Setelah memperkuat kedudukannya di Batavia, Belanda kemudian melayangkan pandangannya ke Malaka. Lagi-lagi lawan yang mereka hadapi adalah Portugal. Memasuki abad ke-17, Portugal tak lagi menjadi kekuatan yang ditakuti. Kota-kota yang sebelumnya menjadi kekuasaan mereka, banyak yang beralih ke pihak lain. Satu diantaranya adalah Malaka di Semenanjung Malaya (Lihat : Persaingan di Selat Malaka (1641-1824)). Meski Belanda berhasil menguasai kota itu, namun teritorinya tak lebih dari kawasan Bandar Hilir di muara Sungai Malaka. Diluar itu masyarakat tetap hidup merdeka, dan malah sering terjadi kerja sama antara VOC dengan Kesultanan Johor. Penguasaan Belanda atas kota ini sebenarnya untuk kepentingan strategis belaka. Agar tak ada dominasi bangsa lain terhadap Selat Malaka. Sebagaimana diketahui, pada abad ke-17 perairan ini merupakan jalur perdagangan tersibuk yang menghubungkan Eropa dan India dengan daratan China.

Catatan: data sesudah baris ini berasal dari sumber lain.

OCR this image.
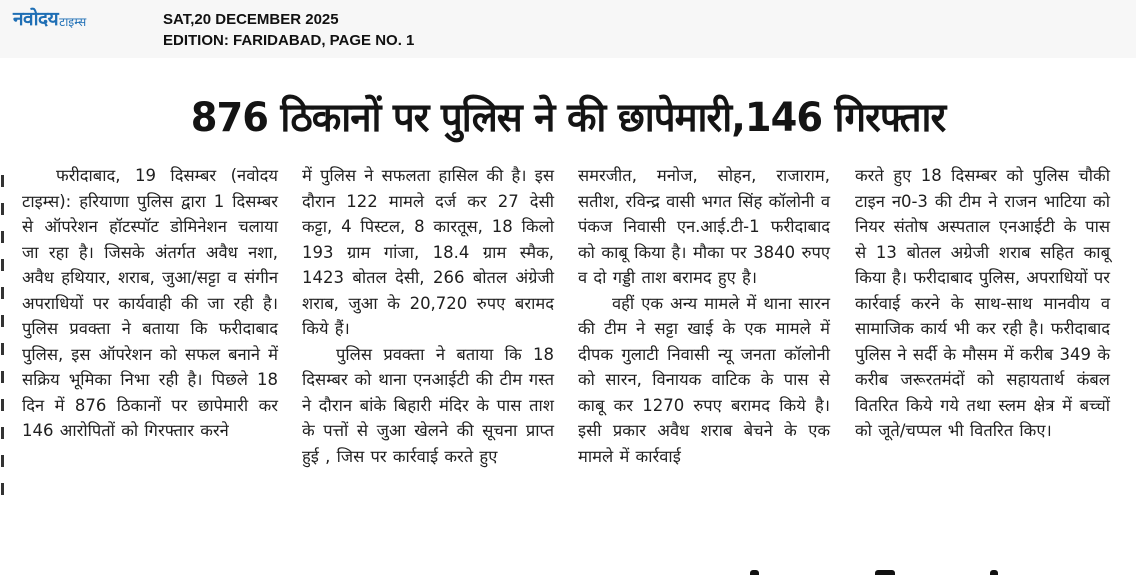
नवोदय टाइम्स	SAT,20 DECEMBER 2025
EDITION: FARIDABAD, PAGE NO. 1
876 ठिकानों पर पुलिस ने की छापेमारी,146 गिरफ्तार

फरीदाबाद, 19 दिसम्बर (नवोदय टाइम्स): हरियाणा पुलिस द्वारा 1 दिसम्बर से ऑपरेशन हॉटस्पॉट डोमिनेशन चलाया जा रहा है। जिसके अंतर्गत अवैध नशा, अवैध हथियार, शराब, जुआ/सट्टा व संगीन अपराधियों पर कार्यवाही की जा रही है। पुलिस प्रवक्ता ने बताया कि फरीदाबाद पुलिस, इस ऑपरेशन को सफल बनाने में सक्रिय भूमिका निभा रही है। पिछले 18 दिन में 876 ठिकानों पर छापेमारी कर 146 आरोपितों को गिरफ्तार करने

में पुलिस ने सफलता हासिल की है। इस दौरान 122 मामले दर्ज कर 27 देसी कट्टा, 4 पिस्टल, 8 कारतूस, 18 किलो 193 ग्राम गांजा, 18.4 ग्राम स्मैक, 1423 बोतल देसी, 266 बोतल अंग्रेजी शराब, जुआ के 20,720 रुपए बरामद किये हैं।

पुलिस प्रवक्ता ने बताया कि 18 दिसम्बर को थाना एनआईटी की टीम गस्त ने दौरान बांके बिहारी मंदिर के पास ताश के पत्तों से जुआ खेलने की सूचना प्राप्त हुई , जिस पर कार्रवाई करते हुए

समरजीत, मनोज, सोहन, राजाराम, सतीश, रविन्द्र वासी भगत सिंह कॉलोनी व पंकज निवासी एन.आई.टी-1 फरीदाबाद को काबू किया है। मौका पर 3840 रुपए व दो गड्डी ताश बरामद हुए है।

वहीं एक अन्य मामले में थाना सारन की टीम ने सट्टा खाई के एक मामले में दीपक गुलाटी निवासी न्यू जनता कॉलोनी को सारन, विनायक वाटिक के पास से काबू कर 1270 रुपए बरामद किये है। इसी प्रकार अवैध शराब बेचने के एक मामले में कार्रवाई

करते हुए 18 दिसम्बर को पुलिस चौकी टाइन न0-3 की टीम ने राजन भाटिया को नियर संतोष अस्पताल एनआईटी के पास से 13 बोतल अग्रेजी शराब सहित काबू किया है। फरीदाबाद पुलिस, अपराधियों पर कार्रवाई करने के साथ-साथ मानवीय व सामाजिक कार्य भी कर रही है। फरीदाबाद पुलिस ने सर्दी के मौसम में करीब 349 के करीब जरूरतमंदों को सहायतार्थ कंबल वितरित किये गये तथा स्लम क्षेत्र में बच्चों को जूते/चप्पल भी वितरित किए।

Oleh karenanya penguasaan atas Malaka menjadi prioritas para pedagang Eropa. Mulai dari Portugal, Belanda, kemudian Inggris.

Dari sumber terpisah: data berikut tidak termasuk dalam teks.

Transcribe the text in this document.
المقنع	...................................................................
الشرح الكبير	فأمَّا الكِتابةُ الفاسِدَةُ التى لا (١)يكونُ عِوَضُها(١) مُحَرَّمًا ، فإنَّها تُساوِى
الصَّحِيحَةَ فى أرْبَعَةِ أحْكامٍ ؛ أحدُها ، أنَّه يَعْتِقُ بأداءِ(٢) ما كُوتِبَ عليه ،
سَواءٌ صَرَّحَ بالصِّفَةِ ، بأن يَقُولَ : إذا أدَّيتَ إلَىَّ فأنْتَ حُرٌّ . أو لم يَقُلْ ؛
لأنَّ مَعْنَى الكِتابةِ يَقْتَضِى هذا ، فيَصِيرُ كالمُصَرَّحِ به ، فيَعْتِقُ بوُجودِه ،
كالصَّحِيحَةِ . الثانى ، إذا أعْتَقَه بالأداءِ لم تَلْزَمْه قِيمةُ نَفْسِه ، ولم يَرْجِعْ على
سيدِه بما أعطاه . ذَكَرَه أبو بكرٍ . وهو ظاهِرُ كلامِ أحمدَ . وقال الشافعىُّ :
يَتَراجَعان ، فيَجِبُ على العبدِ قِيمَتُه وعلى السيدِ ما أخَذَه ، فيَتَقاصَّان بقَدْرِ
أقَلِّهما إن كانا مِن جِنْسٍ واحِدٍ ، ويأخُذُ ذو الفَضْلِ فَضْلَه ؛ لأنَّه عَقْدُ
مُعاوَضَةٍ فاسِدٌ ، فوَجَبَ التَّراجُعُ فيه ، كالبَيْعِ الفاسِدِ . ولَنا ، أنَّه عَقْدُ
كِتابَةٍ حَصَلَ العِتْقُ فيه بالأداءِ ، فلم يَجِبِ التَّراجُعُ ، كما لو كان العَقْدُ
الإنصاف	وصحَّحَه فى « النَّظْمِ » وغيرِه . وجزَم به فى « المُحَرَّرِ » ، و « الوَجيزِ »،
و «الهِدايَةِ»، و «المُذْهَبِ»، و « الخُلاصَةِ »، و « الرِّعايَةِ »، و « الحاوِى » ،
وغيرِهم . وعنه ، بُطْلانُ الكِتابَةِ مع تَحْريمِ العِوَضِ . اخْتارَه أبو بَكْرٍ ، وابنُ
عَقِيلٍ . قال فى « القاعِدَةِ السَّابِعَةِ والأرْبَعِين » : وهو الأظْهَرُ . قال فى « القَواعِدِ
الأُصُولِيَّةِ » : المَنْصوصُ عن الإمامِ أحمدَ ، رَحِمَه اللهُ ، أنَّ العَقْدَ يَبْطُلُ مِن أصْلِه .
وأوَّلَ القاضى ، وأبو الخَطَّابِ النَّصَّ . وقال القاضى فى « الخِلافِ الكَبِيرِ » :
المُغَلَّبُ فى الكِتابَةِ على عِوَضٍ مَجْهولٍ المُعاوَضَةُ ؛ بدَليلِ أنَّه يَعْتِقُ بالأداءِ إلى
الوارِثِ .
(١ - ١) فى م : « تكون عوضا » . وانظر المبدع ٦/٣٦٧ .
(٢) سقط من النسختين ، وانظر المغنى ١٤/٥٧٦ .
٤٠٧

Van Heutsz memimpin penaklukan Aceh (sumber : Collectie Tropenmuseum)

Van Heutsz memimpin penaklukan Aceh (sumber : Collectie Tropenmuseum)

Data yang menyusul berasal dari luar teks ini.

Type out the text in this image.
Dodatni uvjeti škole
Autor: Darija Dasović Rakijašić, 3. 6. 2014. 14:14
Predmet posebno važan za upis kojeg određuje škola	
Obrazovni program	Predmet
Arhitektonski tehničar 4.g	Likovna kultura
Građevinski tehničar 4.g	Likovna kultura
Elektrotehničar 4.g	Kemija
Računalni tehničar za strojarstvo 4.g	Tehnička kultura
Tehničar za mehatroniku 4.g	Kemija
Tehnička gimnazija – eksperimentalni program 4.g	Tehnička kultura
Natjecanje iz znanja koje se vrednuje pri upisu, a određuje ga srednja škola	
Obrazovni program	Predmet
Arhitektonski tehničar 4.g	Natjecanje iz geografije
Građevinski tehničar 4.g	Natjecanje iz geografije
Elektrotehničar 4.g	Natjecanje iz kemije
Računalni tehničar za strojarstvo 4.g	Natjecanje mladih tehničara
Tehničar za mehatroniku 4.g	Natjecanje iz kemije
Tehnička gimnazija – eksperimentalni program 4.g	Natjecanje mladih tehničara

Makassar juga merupakan kota di Nusantara yang berhasil masuk kekuasaan Belanda di abad ke-17. Sebelumnya kota ini sudah berkembang sebagai sentra perdagangan di kawasan Indonesia Timur. Menurut Anthony Reid dalam bukunya “Southeast Asia in the Age of Commerce 1450-1680”, setidaknya sejak akhir abad ke-15 telah banyak berkumpul para pedagang “Melayu” dari Minangkabau, Pahang, Johor, Champa, dan Pattani di kota ini. Mereka tak hanya menjadi peniaga, namun juga sebagai administrator, ilmuwan, sastrawan, serta penyokong politik Kerajaan Gowa-Tallo. Oleh karenanya ketika kerajaan ini diserang Belanda, mereka juga ikut berperang mempertahankan Makassar. Setelah kota ini jatuh, mereka kembali ke tanah Melayu bersama sejumlah orang Bugis-Makassar. Sebagian adapula yang berpindah ke Brunei, Maluku, dan Filipina Selatan.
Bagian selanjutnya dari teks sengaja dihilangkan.